Abstract
Over forty years ago, Arnold MELTSNER observed that professional policy analysts in the US government undertook several roles in the policy-making process, the most common of which involved “technical” information processing. Although prescient, empirical studies of professional policy work since then found little evidence of the predominance of technicians in the ranks of analysts employed in public bureaucracies. However, only very weak and partial information exists on the situation in most countries, and descriptions of the nature of policy work often remain primarily normative and lacking in empirical referents. In this lecture, the speaker will examine the duties and nature of contemporary professional policy analytical work in the Canadian bureaucracy based on over a dozen surveys carried out by him and his colleagues over a five-year span. It reveals that contemporary policy work is constituted by more complex and multisided practices than Meltsner and his followers described. These findings are significant for those wishing to understand, and improve, the nature of policy work in contemporary government.
About the speaker
Prof. Michael Howlett graduated from Queen's University at Kingston, Canada with a PhD in Political Science in 1988. Prior to joining the Department of Political Science at Simon Fraser University in 1989, he taught at Queen's University and the University of Victoria. He is currently the Burnaby Mountain Professor at Simon Fraser University and the Yong Pung How Chair Professor in the Lee Kuan Yew School of Public Policy at the National University of Singapore.

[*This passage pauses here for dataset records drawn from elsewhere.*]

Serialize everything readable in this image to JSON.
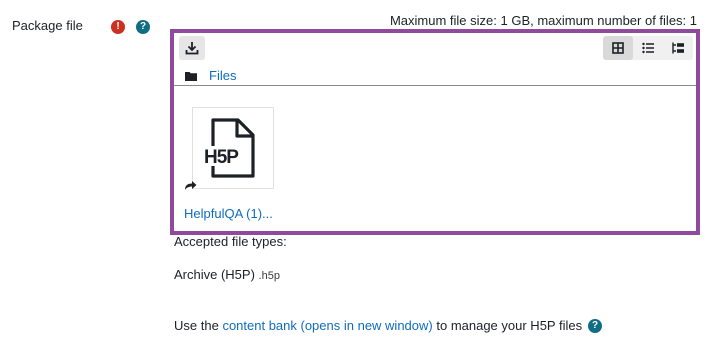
{
  "field": {
    "label": "Package file",
    "required_glyph": "!",
    "help_glyph": "?",
    "max_size_text": "Maximum file size: 1 GB, maximum number of files: 1"
  },
  "filemanager": {
    "icons": {
      "download": "download-icon",
      "thumbnails": "grid-icon",
      "list": "list-icon",
      "tree": "tree-icon",
      "folder": "folder-icon",
      "alias": "alias-arrow-icon",
      "file": "h5p-file-icon"
    },
    "path_label": "Files",
    "file": {
      "thumb_text": "H5P",
      "name": "HelpfulQA (1)..."
    }
  },
  "accepted": {
    "title": "Accepted file types:",
    "type_name": "Archive (H5P)",
    "extension": ".h5p"
  },
  "content_bank": {
    "prefix": "Use the",
    "link": "content bank (opens in new window)",
    "suffix": "to manage your H5P files",
    "help_glyph": "?"
  },
  "colors": {
    "accent_border": "#8f4a9e",
    "link": "#0f6cbf",
    "required": "#ca3120",
    "help": "#0f6e84"
  }
}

Prof. Howlett specializes in public policy analysis, political economy, and resource and environmental policy. He is the author of “Canadian Public Policy: Selected Studies in Process and Style” (2013) and “Designing Public Policies: Principles and Instruments” (2011 and 2019). He also co-authored numerous publications including “The Public Policy Primer: Managing the Policy Process” (2010 and 2017), “Designing for Policy Effectiveness: Defining and Understanding a Concept” (2017), and “Studying Public Policy: Policy Cycles and Policy Subsystems” (2009). He currently sits on the Editorial Boards of various journals such as International Review of Public Policy, BC Studies, European Policy Analysis, Policy Sciences and Forest Policy and Economics, to name a few.
Prof. Howlett is the Founder, past Chair (2010-2018) and current Secretary of Research Committee 30 (Comparative Public Policy) of the International Political Science Association. He also sits on the Executive Committee of the International Public Policy Association. In 2017, he was selected the Canada Research Chair in Policy Innovation for Climate Change by the Government of Canada.